Member of the Consultative Assembly
- In office 1994–2000
- Constituency: Seeb

= Taiba al-Mawali =

Omani politician

Taiba bint Mohammad al-Mawali is an Omani politician. In 1994, she and Shakour bint Mohammed al-Ghamari were indirectly elected to the Consultative Assembly, becoming the first women in the Parliament of Oman.

==Biography==
Al-Mawali married a policeman and had six children. Prior to entering politics, she worked at the Ministry of Information.

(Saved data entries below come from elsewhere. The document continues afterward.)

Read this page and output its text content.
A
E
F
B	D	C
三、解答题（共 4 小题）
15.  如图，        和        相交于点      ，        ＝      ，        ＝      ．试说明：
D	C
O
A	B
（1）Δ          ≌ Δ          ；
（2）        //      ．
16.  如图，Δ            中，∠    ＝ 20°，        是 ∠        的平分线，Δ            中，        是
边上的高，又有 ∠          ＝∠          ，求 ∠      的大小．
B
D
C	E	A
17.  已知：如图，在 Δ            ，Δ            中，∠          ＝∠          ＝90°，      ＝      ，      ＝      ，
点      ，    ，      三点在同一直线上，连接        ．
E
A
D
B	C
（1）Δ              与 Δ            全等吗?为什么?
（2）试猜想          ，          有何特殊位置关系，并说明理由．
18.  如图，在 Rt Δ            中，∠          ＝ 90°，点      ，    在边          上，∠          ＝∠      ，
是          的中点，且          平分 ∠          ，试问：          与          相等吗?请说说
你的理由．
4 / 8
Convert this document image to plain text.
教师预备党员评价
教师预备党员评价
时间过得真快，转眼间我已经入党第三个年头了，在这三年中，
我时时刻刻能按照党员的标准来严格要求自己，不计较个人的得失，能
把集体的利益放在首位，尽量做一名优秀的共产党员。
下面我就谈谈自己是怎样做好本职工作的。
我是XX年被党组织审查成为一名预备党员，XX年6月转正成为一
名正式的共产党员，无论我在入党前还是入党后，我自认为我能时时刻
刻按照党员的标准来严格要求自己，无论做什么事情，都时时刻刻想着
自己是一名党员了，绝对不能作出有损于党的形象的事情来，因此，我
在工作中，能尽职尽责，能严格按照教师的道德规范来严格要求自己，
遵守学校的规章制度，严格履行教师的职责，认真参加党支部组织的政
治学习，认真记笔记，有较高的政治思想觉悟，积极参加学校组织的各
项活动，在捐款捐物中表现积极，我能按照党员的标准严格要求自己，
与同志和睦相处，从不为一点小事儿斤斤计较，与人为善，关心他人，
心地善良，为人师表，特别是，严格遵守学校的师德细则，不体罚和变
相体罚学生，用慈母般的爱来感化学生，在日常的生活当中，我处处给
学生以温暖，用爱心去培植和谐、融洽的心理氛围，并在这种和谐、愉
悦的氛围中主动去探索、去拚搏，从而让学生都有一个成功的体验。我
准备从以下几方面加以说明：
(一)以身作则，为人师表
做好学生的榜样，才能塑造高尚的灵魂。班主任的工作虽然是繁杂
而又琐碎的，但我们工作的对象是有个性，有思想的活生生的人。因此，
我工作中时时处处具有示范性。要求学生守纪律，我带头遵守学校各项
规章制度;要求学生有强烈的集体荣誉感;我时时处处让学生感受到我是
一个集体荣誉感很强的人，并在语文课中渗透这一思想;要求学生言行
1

In the 1994 elections, the members of the Consultative Assembly were selected by Sultan Qaboos and Sayyid Fahd from among candidates receiving the most votes from the public. The Assembly consisted of a mix of one-seat constituencies (in which the top two most voted-for candidates were put forward for selection) and two-seat constituencies (in which the four candidates with the most votes were selected from). Al-Mawali was one of the top four candidates in Seeb and was selected alongside al-Ghamari from Muscat. Both women were re-elected in 1997. She remained a member until 2000. She claimed that after leaving the Consultative Assembly, the security services had her under surveillance. She attempted to return to her previous job, but was told she was no longer needed. Instead she began working for the Ministry for Municipalities, Environment and Hydraulics, where she claims she was put in an empty office and not given any tasks.

In 2005 she was arrested after criticising the trial of 31 Islamists for allegedly plotting to overthrow the government, and was sentenced to eighteen months in prison. After appealing to the Court of Appeal, her sentence was reduced to six months. After her release she was nominated for the Nobel Peace Prize.